According to the International Law Office, the YPA “aims to enhance the protection of minors against inappropriate media content that could endanger their physical, mental, psychological, moral or social development.” The new law also takes a firm stance against the use of data, especially the data of youth users. While data can be collected per on-demand and platform agreements, under the YPA that data cannot be used for commercial purposes—the use of a minor’s data for anything besides age verification will earn a Sfr40,000 fine, roughly $45,177.53 USD.
When Does It Go into Effect?
Swiss Parliament is set to discuss implementing the YPA in spring 2021. While nothing is certain, Parliament is already keeping a closer eye on service providers and how they handle youth data.

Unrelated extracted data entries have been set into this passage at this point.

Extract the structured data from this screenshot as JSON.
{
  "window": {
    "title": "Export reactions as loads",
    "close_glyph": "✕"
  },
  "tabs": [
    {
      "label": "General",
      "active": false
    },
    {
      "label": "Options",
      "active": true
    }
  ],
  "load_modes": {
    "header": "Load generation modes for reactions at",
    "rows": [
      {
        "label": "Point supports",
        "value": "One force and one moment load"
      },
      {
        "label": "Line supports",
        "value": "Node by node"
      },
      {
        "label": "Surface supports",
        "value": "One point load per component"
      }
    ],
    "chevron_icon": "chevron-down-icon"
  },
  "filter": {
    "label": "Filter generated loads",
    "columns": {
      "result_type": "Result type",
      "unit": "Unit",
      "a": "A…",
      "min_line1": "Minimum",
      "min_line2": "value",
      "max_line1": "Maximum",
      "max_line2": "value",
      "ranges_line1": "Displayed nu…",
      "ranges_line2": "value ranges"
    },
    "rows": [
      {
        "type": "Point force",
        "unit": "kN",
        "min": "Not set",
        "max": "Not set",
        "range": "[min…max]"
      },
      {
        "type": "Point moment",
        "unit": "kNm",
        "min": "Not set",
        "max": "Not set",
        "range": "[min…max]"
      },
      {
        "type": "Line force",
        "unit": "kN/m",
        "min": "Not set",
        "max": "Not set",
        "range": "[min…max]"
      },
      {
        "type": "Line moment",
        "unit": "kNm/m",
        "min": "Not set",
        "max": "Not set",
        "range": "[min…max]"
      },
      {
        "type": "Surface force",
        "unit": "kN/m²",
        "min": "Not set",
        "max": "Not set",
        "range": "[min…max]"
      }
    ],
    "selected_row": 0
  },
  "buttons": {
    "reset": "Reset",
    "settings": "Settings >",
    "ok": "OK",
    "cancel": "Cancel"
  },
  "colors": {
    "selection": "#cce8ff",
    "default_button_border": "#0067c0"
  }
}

Younger generations are turning away from more “classic or traditional media”; Media Landscapes reported only 20% of people under the age of 24 watch Swiss television broadcasts, while 70% of those over 60 still do. This is because youth are less inclined to watch broadcast content and would rather stream something from a popular provider or download a video game. Even with dwindling broadcast numbers, the Federal Council has chosen to keep the current structure with the addition of the YPA.